The Saskatchewan Health Authority is looking at new alternatives and strategies for harm reduction for frequent drug users.  

Usually, when a person thinks about a vending machine, they think about their favourite snacks and drinks.  

Well, the SHA is thinking about repurposing some vending machines to help deliver clean equipment and paraphernalia for people dealing with drug addictions.  

“Drug use practices that we have right now can lead to transmission of HIV, HCV, and other infectious diseases which is a pressing issue... So, harm reduction is really about how do we deal with this kind of situation,” says Dr. Hortense Tabien, Medical Health Officer with the SHA.  

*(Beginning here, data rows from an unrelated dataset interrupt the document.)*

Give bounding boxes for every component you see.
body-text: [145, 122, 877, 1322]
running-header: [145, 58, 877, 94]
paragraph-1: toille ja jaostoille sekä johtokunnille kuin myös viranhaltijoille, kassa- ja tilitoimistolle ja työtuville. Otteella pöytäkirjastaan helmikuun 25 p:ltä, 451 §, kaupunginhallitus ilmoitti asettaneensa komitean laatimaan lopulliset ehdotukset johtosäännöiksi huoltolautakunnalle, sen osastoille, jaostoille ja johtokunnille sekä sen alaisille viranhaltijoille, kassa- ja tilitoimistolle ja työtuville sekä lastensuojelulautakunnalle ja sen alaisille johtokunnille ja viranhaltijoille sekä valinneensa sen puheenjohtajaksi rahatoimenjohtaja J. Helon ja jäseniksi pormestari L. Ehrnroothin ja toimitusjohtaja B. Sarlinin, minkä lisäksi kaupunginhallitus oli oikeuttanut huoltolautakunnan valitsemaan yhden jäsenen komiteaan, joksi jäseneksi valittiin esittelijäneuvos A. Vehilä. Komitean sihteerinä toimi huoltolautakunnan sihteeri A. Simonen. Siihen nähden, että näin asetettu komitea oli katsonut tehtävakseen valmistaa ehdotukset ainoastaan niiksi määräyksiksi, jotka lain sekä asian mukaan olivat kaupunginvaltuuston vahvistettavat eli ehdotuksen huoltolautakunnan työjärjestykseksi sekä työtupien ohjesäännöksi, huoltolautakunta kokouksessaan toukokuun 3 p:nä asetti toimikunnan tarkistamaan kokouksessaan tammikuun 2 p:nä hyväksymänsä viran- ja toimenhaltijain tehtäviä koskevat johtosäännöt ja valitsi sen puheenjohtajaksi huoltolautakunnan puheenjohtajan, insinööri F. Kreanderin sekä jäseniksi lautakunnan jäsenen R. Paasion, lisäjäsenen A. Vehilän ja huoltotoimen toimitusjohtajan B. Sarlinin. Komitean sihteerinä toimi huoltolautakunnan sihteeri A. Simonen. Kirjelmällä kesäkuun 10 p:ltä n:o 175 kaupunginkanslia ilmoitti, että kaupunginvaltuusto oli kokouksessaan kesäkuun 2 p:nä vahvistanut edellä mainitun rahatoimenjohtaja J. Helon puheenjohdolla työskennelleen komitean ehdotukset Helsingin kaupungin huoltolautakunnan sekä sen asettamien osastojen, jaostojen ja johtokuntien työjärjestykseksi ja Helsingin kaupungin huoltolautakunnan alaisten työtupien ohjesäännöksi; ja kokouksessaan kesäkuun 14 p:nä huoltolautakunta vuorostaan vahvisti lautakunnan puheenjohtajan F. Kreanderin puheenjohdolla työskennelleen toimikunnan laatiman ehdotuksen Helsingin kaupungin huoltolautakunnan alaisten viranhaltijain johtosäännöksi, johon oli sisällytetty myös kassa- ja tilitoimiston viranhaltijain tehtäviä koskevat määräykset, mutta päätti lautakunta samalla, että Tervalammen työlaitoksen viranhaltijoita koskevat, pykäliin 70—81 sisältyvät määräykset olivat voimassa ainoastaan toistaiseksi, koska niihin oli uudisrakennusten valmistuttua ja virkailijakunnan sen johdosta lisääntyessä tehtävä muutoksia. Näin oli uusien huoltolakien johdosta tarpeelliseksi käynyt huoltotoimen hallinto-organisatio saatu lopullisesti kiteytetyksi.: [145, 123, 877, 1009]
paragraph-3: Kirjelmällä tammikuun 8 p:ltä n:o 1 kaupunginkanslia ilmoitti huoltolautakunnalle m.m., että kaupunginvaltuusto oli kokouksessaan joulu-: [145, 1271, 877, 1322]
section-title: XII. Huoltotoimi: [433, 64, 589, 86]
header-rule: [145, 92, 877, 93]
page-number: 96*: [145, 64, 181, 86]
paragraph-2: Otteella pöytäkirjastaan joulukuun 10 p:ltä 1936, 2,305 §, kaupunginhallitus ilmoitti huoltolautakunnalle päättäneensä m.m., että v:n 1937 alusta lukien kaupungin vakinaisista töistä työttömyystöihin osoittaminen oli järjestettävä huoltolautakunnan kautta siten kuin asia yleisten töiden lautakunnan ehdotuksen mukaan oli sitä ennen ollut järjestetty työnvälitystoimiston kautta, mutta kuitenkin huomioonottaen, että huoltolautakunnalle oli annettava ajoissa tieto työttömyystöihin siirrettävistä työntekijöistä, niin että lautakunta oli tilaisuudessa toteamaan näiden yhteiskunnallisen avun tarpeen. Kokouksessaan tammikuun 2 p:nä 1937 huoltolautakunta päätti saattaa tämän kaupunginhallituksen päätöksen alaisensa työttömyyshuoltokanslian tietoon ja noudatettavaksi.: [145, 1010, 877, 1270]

“It is clear that problematic use does generate high social and physical costs but at the same time, best results can be achieved by managing it as a health issue, and it requires a full range of evidence-based interventions, and one of those interventions is having those vending machines.”  

Tabien says that the vending machines are a pragmatic response to attempt to slow down infection rates.  

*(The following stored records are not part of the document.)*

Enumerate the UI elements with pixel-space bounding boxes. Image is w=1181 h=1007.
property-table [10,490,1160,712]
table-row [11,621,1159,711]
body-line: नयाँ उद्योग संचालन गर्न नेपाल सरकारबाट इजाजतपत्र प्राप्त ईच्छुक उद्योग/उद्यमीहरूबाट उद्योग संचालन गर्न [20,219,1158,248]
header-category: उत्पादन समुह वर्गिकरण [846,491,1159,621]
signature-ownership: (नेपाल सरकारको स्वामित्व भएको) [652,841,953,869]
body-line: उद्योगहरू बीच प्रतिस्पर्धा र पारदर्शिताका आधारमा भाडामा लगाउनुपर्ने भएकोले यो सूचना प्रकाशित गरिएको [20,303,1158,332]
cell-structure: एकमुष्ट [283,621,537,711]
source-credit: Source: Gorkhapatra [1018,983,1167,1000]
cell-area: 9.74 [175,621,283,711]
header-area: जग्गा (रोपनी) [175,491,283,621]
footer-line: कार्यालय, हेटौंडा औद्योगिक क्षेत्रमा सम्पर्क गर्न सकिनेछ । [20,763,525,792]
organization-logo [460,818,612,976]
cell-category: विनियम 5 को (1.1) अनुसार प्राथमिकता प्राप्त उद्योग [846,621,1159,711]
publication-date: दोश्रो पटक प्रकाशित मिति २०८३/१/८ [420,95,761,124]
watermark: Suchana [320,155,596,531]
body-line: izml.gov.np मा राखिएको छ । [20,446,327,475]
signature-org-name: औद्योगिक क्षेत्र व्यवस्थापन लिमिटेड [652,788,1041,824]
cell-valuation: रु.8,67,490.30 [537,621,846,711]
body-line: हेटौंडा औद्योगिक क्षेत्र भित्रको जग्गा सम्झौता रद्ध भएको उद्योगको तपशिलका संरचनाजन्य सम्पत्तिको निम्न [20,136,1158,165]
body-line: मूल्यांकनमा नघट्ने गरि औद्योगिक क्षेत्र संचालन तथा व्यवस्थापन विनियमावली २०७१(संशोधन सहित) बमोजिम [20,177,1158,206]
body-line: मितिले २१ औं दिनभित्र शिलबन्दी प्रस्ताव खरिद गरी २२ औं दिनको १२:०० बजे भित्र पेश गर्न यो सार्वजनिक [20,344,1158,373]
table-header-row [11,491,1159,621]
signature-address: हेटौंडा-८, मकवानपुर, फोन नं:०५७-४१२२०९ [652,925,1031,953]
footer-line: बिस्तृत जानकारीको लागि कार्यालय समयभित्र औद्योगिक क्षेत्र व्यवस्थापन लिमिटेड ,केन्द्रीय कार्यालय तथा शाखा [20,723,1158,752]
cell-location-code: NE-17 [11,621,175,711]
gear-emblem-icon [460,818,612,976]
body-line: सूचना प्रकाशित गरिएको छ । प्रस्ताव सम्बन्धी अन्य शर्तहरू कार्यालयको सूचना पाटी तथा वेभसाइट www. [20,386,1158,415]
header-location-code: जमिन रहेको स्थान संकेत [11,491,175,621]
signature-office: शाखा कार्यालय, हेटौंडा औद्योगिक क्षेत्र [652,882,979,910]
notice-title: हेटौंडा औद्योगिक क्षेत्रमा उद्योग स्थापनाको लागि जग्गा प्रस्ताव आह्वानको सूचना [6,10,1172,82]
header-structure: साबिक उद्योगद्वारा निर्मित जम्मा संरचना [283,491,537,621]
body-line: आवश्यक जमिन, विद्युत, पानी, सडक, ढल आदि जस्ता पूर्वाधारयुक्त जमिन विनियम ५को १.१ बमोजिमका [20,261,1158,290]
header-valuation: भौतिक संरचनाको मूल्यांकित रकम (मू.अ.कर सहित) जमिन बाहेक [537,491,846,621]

The machines will have paraphernalia disposal units and they will be filled with clean needles and drug use equipment.  

Moose Jaw’s current needle exchange site operates out of Crescent View Clinic. 

“We provide a variety of harm reduction supplies for safer drug use. So, really what the vending machines do is they offer an alternative location for individuals to receive those supplies because the services at Crescent View are available 7 days a week from 9 am to noon and then from one to four pm. So, if somebody requires new equipment and supplies after those hours then the vending machines are available to be able to meet that need,” says Sherri Buhler, Director, Primary Health Care at the Dr. F.H. Wigmore Hospital. 

The vending machines aren’t installed in Moose Jaw yet. 

Buhler and Tabien are unable to give a timeline of when and where these machines will be installed in the city since the SHA is still going through the planning stages of the project.